THINGS THAT NEED TO GO AWAY RIGHT NOW, VOL. 2



  • Those Nextel commercials in which people use their neat-o Nextel walkie talkie phones to communicate, despite being in each other's actual physical presence. (There are three of these: a couple getting married, a job candidate negotiating his salary with his new boss, and a group of people at a business meeting.) I will never understand why some advertisers choose to accentuate the most annoying and alienating features of their products. Why would these commercials make me want to sign up with Nextel? Who is the target audience: people who already hold high-volume conversations on the bus, at the grocery store, and in the art museum, and now want the chance to become even more irritating by talking on their cell phones with people standing three feet away?
  • The Village People's "Y.M.C.A." as the most inexplicable stadium anthem ever. Look at the lyrics! Don't you people get it? This song is about easy access to gay sex. Not that there's anything wrong with that -- but gay sex isn't what I want to be thinking about while cheering on the Rockies or the Broncos. (On a more local note: can we stop playing Todd Rundgren's"Bang on the Drum All Day" when my beloved Colorado Mammoth score? We can do better than that. My suggestions: 2 Unlimited's "Get Ready 4 This" or "Unbelievable" by EMF.)
  • People who try to tailgate their way up the left lane of a busy highway. You know what I'm talking about. You're driving along your local interstate, both lanes are clogged and moving slowly, and some jerkoff in an Audi talking on his cell phone, (probably a Nextel), pulls right up behind you and rides your bumper, trying to intimidate you into changing lanes so he can... zoom 10 feet ahead and ride the next guy's bumper. I used to pull over for these guys, but now I say the hell with them.
  • Any comic device that juxtaposes stuffy white people with hip, jive-talkin' black people, (or any other unbearably hip subculture, such as dudespeaking surfers, skateboarders, or snowboarders.) Hasn't this been beaten to death? Recent examples include Steve Martin and Queen Latifah in their awful movie Bringing Down the House; a McDonald's radio commercial in which a white man with a nasal voice "translates" for a rapper; and anything starring Martin Lawrence. Acceptable exceptions: the "excuse me, stewardess, I speak jive" sequence in Airplane!; Eddie Murphy's brilliant "Mr.

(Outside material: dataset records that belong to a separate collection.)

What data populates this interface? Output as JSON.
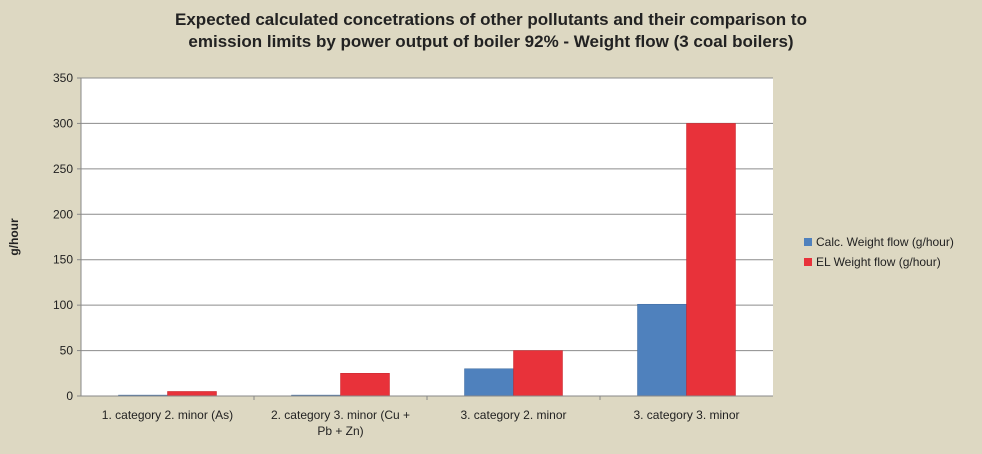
{
  "chart_data": {
    "type": "bar",
    "title_lines": [
      "Expected calculated concetrations of other pollutants  and their comparison to",
      "emission limits by power output of boiler 92% - Weight flow (3 coal boilers)"
    ],
    "ylabel": "g/hour",
    "ylim": [
      0,
      350
    ],
    "yticks": [
      0,
      50,
      100,
      150,
      200,
      250,
      300,
      350
    ],
    "grid": true,
    "legend_position": "right",
    "categories": [
      [
        "1. category 2. minor (As)"
      ],
      [
        "2. category 3. minor (Cu +",
        "Pb + Zn)"
      ],
      [
        "3. category 2. minor"
      ],
      [
        "3. category 3. minor"
      ]
    ],
    "series": [
      {
        "name": "Calc. Weight flow (g/hour)",
        "color": "#4f81bd",
        "values": [
          1,
          1,
          30,
          101
        ]
      },
      {
        "name": "EL Weight flow (g/hour)",
        "color": "#e8323a",
        "values": [
          5,
          25,
          50,
          300
        ]
      }
    ]
  }
}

White" skit on "Saturday Night Live"; and Herbert Kornfeld in The Onion.
  • People who won't try sushi. "I won't try sushi," these people say, "because blah blah blah, blah blah blah blah blah." (I'm not a very good listener.) But it doesn't matter -- there is no good reason for not trying sushi, because sushi is delicious. Just because the fish is raw doesn't mean it's still alive, for chrissake; it's not like it's going to jump up off the plate and attack you. I would understand if a person said, "Sushi? I tried that once, and it was awful, so no sushi for me, thank you." But nobody ever says that. I have introduced several people to sushi, most of whom were apprehensive about eating raw fish, and all of them loved it, because everybody loves sushi who actually has the balls to try it.